Ce dilemme se retrouve chez les Français. Une récente étude de l'Ifop insiste sur la "fragilité" de leur positionnement, une tendance qui était moins marquée lors des précédentes réformes des retraites, relève Hubert Landier.

"L'opinion publique a bougé en faveur d'une réforme des retraites. Ça ne veut pas dire qu'elle soutient la réforme mais elle estime qu'une réforme pour garantir le financement des futures retraites est indispensable", avance-t-il.

Selon lui, la prochaine manifestation sera avant tout l'occasion de tenter d'obtenir de nouvelles concessions et ne devrait pas aboutir à des grèves comme en 1995 ou à des mouvements du type de celui contre le contrat première embauche (CPE) de 2006.

"En 1995, le mouvement était parti non pas d'une loi mais d'un discours d'Alain Juppé. Pour le CPE, c'était une décision personnelle de Dominique de Villepin, qui était isolé dans l'opinion publique et dans son propre gouvernement. Le contexte actuel est différent, on est face à une réforme qui est inéluctable dans un contexte de déficit budgétaire," dit-il.

PRUDENCE

Céline Bracq, directrice adjointe de BVA Opinion, note "une résignation plus forte pour cette réforme que pour une autre".

"La majorité de la population ne croit pas en la promesse du PS de rétablir l'âge légal de la retraite à 60 ans s'il revient au pouvoir", estime-t- elle.

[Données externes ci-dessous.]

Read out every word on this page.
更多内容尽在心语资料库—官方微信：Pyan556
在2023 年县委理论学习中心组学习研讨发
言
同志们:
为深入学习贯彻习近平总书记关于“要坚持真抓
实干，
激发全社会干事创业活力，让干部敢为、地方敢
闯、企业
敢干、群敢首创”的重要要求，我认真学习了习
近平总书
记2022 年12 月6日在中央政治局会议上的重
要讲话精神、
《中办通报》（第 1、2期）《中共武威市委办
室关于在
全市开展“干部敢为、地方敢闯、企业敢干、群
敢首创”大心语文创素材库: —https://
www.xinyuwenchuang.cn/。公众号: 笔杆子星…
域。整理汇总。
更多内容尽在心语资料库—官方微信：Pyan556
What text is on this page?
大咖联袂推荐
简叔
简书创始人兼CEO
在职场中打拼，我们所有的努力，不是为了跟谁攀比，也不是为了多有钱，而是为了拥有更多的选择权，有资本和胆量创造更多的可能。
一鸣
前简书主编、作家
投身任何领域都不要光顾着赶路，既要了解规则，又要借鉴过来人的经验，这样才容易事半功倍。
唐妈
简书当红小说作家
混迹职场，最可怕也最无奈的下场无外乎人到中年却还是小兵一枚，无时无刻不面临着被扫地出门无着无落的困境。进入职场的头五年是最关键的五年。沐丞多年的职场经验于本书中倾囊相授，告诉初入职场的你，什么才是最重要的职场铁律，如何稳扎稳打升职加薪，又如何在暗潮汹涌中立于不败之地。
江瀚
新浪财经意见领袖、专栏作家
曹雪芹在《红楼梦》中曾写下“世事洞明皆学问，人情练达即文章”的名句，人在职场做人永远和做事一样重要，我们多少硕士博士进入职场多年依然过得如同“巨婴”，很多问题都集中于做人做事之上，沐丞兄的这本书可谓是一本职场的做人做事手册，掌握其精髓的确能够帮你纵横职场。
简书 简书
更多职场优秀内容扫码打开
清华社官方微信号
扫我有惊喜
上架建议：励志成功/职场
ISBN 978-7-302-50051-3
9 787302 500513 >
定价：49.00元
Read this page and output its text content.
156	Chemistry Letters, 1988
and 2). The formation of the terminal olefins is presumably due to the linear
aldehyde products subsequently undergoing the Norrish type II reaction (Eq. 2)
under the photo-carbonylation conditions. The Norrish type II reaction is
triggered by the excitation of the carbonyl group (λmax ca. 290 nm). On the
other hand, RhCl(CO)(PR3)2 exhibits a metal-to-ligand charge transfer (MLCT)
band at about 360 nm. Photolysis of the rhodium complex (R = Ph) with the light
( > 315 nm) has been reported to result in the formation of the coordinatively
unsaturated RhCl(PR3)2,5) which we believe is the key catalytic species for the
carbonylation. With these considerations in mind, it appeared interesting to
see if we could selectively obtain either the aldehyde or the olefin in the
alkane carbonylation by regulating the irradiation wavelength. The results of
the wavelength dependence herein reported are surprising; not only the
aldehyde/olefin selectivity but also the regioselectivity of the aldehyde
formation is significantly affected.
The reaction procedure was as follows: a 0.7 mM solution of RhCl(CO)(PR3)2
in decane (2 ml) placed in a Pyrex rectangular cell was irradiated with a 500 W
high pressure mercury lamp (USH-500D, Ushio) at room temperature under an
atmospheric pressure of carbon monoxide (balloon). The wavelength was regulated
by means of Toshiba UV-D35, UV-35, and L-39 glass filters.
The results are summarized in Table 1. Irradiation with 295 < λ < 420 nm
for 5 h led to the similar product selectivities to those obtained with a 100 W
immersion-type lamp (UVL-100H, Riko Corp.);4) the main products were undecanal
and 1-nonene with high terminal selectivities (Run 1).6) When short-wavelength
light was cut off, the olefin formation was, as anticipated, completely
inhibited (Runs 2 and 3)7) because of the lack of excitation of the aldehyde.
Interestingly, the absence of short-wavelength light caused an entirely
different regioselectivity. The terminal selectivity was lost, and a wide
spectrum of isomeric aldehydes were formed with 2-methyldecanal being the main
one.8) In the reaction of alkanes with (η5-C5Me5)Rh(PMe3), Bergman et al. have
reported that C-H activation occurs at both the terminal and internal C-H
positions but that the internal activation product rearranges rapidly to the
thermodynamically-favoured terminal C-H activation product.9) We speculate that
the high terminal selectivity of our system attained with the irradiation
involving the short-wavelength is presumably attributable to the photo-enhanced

Si l'opinion soutient les manifestations, la majorité des Français ne sont pas prêts à descendre dans la rue, dit-elle. "Il s'agit plus d'un soutien de coeur que d'un soutien effectif. Les grévistes sont une part marginale de la population."

Pour obtenir le retrait du projet de loi, réclamé par FO et Solidaires, il faudrait que les dirigeants syndicaux provoquent une crise sociale. Mais selon Hubert Landier, les conditions pour y parvenir ne sont pas réunies.

"Une crise sociale est imprévisible et n'est jamais décidée par les états-majors syndicaux", explique-t-il. "Une crise sociale est une réaction du corps social qui est prise en charge par les syndicats."

Pour autant, le gouvernement doit prendre garde à ne pas faire de faux pas dans les semaines qui viennent.

Les soupçons de trafic d'influence qui pèsent sur le ministre du Travail, Eric Woerth, pour ses liens avec le gestionnaire de fortune de l'héritière de L'Oréal Liliane Bettencourt est un sujet sensible qui menace de faire basculer l'opinion du côté de la radicalisation.

"Il faut que le gouvernement, l'Elysée fassent très attention dans la période actuelle. Les gens comprennent qu'il faut faire des efforts sur les retraites mais veulent que ce soit une répartition juste des efforts à faire et ne toléreront pas d'écart", souligne Hubert Landier.